Talanx ups primary insurance margins, grows double-digit in industrial
Talanx's commercial and specialty primary insurance business increased margins on a one-two punch of tamed losses and a double digit revenue gain, part and parcel to a 21% rise in H1 group profits.
The segment's combined ratio at 93.1% in the first half, down a full percentage point from the prior year reading, proved low enough to confirm Talanx's goal to come in below the 96% mark for the full year. Segment EBIT rose 9.2% to €190 million.
Management cited lower frequency losses, lower large loss payments and a boost from the IFRS17 discounting effects. Large loss payments were €134 million, down 30% from the prior-year period.
Insurance revenues, the IFRS-17 revenue measure already inclusive of actuarial margins, rose 10.7% to €4.2 billion in the first half, enough for Talanx to confirm its forecast for high single digit growth for FY2023.
Management cited “strong growth in commercial and more deliberate business selection in specialty.”

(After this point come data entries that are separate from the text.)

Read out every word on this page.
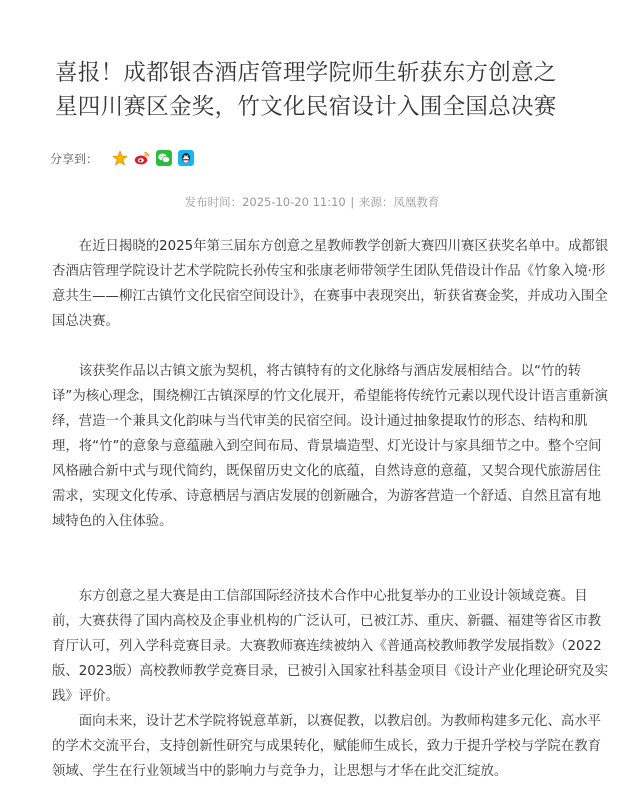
喜报！成都银杏酒店管理学院师生斩获东方创意之
星四川赛区金奖，竹文化民宿设计入围全国总决赛
分享到：
发布时间：2025-10-20 11:10 | 来源：凤凰教育

　　在近日揭晓的2025年第三届东方创意之星教师教学创新大赛四川赛区获奖名单中。成都银杏酒店管理学院设计艺术学院院长孙传宝和张康老师带领学生团队凭借设计作品《竹象入境·形意共生——柳江古镇竹文化民宿空间设计》，在赛事中表现突出，斩获省赛金奖，并成功入围全国总决赛。

　　该获奖作品以古镇文旅为契机，将古镇特有的文化脉络与酒店发展相结合。以“竹的转译”为核心理念，围绕柳江古镇深厚的竹文化展开，希望能将传统竹元素以现代设计语言重新演绎，营造一个兼具文化韵味与当代审美的民宿空间。设计通过抽象提取竹的形态、结构和肌理，将“竹”的意象与意蕴融入到空间布局、背景墙造型、灯光设计与家具细节之中。整个空间风格融合新中式与现代简约，既保留历史文化的底蕴，自然诗意的意蕴，又契合现代旅游居住需求，实现文化传承、诗意栖居与酒店发展的创新融合，为游客营造一个舒适、自然且富有地域特色的入住体验。

　　东方创意之星大赛是由工信部国际经济技术合作中心批复举办的工业设计领域竞赛。目前，大赛获得了国内高校及企事业机构的广泛认可，已被江苏、重庆、新疆、福建等省区市教育厅认可，列入学科竞赛目录。大赛教师赛连续被纳入《普通高校教师教学发展指数》（2022版、2023版）高校教师教学竞赛目录，已被引入国家社科基金项目《设计产业化理论研究及实践》评价。

　　面向未来，设计艺术学院将锐意革新，以赛促教，以教启创。为教师构建多元化、高水平的学术交流平台，支持创新性研究与成果转化，赋能师生成长，致力于提升学校与学院在教育领域、学生在行业领域当中的影响力与竞争力，让思想与才华在此交汇绽放。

With underwriting margins likewise up in retail international, albeit with slippage in retail Germany, the combined ratio for all primary insurance ended with a fractional improvement, down 0.6 points to 94.3%.
Operating profits rose across all primary segments, including on higher investment gains. Together with the rise in profits at reinsurance unit Hannover Re already reported, the group ended H1 with an attributable net profit of €827 million, a 20.6% increase on the prior year period.